A Justiça de São Paulo excluiu os influenciadores Virginia Fonseca, Deolane Bezerra e Carlinhos Maia de uma ação de indenização proposta por um apostador que afirma ter desenvolvido transtorno do jogo compulsivo após ser impactado por conteúdos publicitários relacionados a plataformas de apostas esportivas.
A decisão foi proferida pelo juiz Bruno Gonçalves Mauro Terra, da 5ª Vara Cível da Comarca de Campinas (SP), que reconheceu, de ofício, a ilegitimidade passiva dos influenciadores e de duas empresas intermediadoras de pagamento incluídas na demanda.
Com esse entendimento, o magistrado concluiu que essas partes não possuem legitimidade para responder ao processo nos moldes em que ele foi ajuizado, sem analisar, neste momento, o mérito das alegações apresentadas pelo autor.
Juiz afasta influenciadores da ação
Na fundamentação da decisão, o magistrado observou que as empresas responsáveis pela intermediação dos pagamentos apenas prestaram serviços financeiros, sem manter relação contratual direta com o apostador.
Em relação aos influenciadores, o juiz entendeu que a atuação deles limitou-se à divulgação de conteúdos em redes sociais, sem participação direta na relação jurídica estabelecida entre o consumidor e a plataforma de apostas.
Por essa razão, a petição inicial foi indeferida em relação a esses réus, e o processo foi extinto sem resolução do mérito apenas quanto a eles.
A decisão não analisa se houve ou não responsabilidade civil dos influenciadores nem examina a veracidade das alegações do autor, restringindo-se à análise dos pressupostos processuais da ação.
Processo continua contra empresa
Apesar da exclusão dos influenciadores, a ação não foi encerrada.

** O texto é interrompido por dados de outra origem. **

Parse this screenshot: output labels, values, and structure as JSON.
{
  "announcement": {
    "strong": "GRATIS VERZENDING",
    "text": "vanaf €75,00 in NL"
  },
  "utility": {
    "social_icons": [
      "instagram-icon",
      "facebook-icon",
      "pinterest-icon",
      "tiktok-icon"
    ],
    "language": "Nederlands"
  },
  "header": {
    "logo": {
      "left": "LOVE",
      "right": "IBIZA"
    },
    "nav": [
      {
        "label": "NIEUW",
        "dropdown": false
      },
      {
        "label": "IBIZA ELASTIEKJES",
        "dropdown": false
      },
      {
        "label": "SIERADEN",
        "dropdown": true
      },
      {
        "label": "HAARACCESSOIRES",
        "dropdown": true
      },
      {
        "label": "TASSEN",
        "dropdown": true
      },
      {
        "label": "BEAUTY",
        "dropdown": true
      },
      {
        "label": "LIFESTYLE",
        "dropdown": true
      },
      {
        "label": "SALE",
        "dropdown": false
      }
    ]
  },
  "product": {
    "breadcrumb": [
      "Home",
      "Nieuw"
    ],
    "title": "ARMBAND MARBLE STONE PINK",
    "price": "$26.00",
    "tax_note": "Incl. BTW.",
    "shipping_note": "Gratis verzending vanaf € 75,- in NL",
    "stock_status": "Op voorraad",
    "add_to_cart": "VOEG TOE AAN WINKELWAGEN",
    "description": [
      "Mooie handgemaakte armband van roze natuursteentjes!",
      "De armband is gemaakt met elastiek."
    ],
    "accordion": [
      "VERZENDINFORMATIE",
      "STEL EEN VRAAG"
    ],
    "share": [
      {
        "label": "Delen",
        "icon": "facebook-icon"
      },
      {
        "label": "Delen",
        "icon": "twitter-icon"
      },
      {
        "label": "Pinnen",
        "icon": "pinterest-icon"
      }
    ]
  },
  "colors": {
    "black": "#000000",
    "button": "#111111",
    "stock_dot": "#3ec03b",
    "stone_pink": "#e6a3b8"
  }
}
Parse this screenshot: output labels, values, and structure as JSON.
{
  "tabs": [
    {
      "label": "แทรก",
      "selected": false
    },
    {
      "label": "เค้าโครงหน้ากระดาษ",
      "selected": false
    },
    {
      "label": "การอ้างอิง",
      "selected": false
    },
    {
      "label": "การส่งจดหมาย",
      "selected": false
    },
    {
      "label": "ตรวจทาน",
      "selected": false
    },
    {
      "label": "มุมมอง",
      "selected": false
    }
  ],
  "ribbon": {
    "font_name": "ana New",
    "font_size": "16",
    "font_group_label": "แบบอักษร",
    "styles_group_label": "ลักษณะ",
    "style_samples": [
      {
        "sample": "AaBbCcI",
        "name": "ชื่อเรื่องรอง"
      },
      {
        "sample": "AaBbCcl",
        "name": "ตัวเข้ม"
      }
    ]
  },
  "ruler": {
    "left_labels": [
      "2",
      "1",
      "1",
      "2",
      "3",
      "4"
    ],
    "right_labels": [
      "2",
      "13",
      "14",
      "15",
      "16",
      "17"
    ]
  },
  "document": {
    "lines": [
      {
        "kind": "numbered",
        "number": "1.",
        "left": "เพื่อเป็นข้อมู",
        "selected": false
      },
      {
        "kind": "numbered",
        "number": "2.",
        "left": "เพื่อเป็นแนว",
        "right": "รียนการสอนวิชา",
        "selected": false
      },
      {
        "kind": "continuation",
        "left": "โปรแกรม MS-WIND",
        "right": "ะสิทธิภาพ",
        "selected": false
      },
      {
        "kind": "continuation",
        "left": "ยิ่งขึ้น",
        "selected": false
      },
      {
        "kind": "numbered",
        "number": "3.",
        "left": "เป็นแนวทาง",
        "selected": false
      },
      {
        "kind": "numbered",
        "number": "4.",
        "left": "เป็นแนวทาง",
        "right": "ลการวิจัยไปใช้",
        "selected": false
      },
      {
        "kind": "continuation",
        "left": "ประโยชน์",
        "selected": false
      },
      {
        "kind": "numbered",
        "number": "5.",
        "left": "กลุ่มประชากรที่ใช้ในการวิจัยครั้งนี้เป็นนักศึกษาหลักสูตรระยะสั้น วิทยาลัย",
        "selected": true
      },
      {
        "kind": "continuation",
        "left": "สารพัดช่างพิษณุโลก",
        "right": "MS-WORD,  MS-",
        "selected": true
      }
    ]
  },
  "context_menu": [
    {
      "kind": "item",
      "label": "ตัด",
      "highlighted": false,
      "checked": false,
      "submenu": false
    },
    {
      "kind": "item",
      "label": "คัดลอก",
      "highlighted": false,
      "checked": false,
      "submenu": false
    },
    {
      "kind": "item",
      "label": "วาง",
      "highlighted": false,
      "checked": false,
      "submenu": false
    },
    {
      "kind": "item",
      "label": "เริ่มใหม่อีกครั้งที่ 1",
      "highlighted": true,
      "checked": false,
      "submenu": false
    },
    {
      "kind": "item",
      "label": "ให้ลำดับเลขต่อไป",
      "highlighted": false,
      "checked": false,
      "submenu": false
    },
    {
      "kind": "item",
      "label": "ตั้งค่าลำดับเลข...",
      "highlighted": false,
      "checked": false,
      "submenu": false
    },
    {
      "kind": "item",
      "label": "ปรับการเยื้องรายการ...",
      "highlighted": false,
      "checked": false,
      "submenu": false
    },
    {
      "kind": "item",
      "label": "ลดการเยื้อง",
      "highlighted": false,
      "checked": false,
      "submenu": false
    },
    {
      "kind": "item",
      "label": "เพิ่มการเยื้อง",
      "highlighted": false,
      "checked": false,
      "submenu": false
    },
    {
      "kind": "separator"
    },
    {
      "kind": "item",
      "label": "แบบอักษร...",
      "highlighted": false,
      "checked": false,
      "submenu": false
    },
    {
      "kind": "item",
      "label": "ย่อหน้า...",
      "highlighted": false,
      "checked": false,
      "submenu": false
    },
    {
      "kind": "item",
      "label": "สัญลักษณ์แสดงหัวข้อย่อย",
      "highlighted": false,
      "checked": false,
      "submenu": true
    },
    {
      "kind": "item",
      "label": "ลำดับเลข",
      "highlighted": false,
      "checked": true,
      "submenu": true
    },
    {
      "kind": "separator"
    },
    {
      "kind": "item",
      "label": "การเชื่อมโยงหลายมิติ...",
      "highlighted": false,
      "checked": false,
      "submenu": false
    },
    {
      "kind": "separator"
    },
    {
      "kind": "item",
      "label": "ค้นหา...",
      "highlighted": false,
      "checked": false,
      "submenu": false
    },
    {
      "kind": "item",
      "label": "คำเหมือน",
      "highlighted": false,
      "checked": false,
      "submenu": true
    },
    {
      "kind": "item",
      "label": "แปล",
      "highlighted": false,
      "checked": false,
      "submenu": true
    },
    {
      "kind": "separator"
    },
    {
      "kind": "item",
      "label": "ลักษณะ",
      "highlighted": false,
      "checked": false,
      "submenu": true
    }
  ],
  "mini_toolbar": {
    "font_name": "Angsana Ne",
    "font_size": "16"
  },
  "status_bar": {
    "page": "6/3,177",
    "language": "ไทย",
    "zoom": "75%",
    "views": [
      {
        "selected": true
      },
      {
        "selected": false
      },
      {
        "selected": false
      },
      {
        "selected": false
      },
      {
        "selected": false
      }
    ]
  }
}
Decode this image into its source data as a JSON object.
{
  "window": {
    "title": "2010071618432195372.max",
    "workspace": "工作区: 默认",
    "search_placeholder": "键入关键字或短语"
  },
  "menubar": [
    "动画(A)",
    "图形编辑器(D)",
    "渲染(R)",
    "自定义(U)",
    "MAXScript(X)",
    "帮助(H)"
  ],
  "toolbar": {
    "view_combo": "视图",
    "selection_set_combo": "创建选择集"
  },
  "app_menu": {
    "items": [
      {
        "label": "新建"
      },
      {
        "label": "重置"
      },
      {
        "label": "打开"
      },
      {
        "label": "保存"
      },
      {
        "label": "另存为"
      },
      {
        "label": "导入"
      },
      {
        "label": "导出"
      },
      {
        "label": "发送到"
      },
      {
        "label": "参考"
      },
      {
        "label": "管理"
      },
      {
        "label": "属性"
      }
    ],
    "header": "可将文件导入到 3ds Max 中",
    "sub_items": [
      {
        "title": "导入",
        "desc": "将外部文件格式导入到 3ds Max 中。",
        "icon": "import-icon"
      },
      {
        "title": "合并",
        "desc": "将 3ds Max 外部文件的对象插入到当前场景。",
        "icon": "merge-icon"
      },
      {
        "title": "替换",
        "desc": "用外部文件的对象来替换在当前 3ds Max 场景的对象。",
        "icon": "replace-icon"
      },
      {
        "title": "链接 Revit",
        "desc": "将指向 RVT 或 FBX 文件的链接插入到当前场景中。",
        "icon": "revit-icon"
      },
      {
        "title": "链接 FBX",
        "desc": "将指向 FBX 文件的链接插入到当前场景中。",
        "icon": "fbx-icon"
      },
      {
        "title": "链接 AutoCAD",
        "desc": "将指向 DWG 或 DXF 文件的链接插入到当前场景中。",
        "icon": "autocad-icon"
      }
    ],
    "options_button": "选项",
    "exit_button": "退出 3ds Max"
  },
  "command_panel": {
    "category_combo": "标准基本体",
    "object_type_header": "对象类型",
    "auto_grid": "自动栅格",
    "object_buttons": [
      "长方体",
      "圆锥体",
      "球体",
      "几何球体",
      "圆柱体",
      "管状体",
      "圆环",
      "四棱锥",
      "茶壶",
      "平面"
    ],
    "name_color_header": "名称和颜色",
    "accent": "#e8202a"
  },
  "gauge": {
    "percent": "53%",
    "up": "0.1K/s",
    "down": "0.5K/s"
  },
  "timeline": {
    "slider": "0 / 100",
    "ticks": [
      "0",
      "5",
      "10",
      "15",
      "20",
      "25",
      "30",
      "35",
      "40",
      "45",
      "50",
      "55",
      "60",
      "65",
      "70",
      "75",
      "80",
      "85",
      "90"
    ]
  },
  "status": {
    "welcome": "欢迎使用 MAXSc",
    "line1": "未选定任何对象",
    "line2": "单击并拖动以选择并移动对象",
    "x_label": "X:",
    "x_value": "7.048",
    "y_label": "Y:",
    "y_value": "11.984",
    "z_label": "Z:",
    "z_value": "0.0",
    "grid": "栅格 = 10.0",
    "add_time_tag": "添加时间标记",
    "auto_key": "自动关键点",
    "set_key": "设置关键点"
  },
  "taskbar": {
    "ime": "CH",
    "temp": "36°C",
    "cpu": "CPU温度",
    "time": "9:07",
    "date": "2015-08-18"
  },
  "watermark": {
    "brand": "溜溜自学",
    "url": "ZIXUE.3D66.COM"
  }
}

O processo prosseguirá em relação a uma das empresas rés apontadas na petição inicial, que permanecerá sujeita à análise judicial sobre eventual responsabilidade pelos fatos narrados.
A decisão também poderá ser objeto de recurso perante o Tribunal de Justiça de São Paulo (TJ-SP), que poderá reavaliar o entendimento sobre a legitimidade dos influenciadores para integrarem a demanda.
Gratuidade da Justiça foi negada
Além de analisar a legitimidade das partes, o magistrado rejeitou o pedido de concessão da gratuidade da Justiça formulado pelo autor.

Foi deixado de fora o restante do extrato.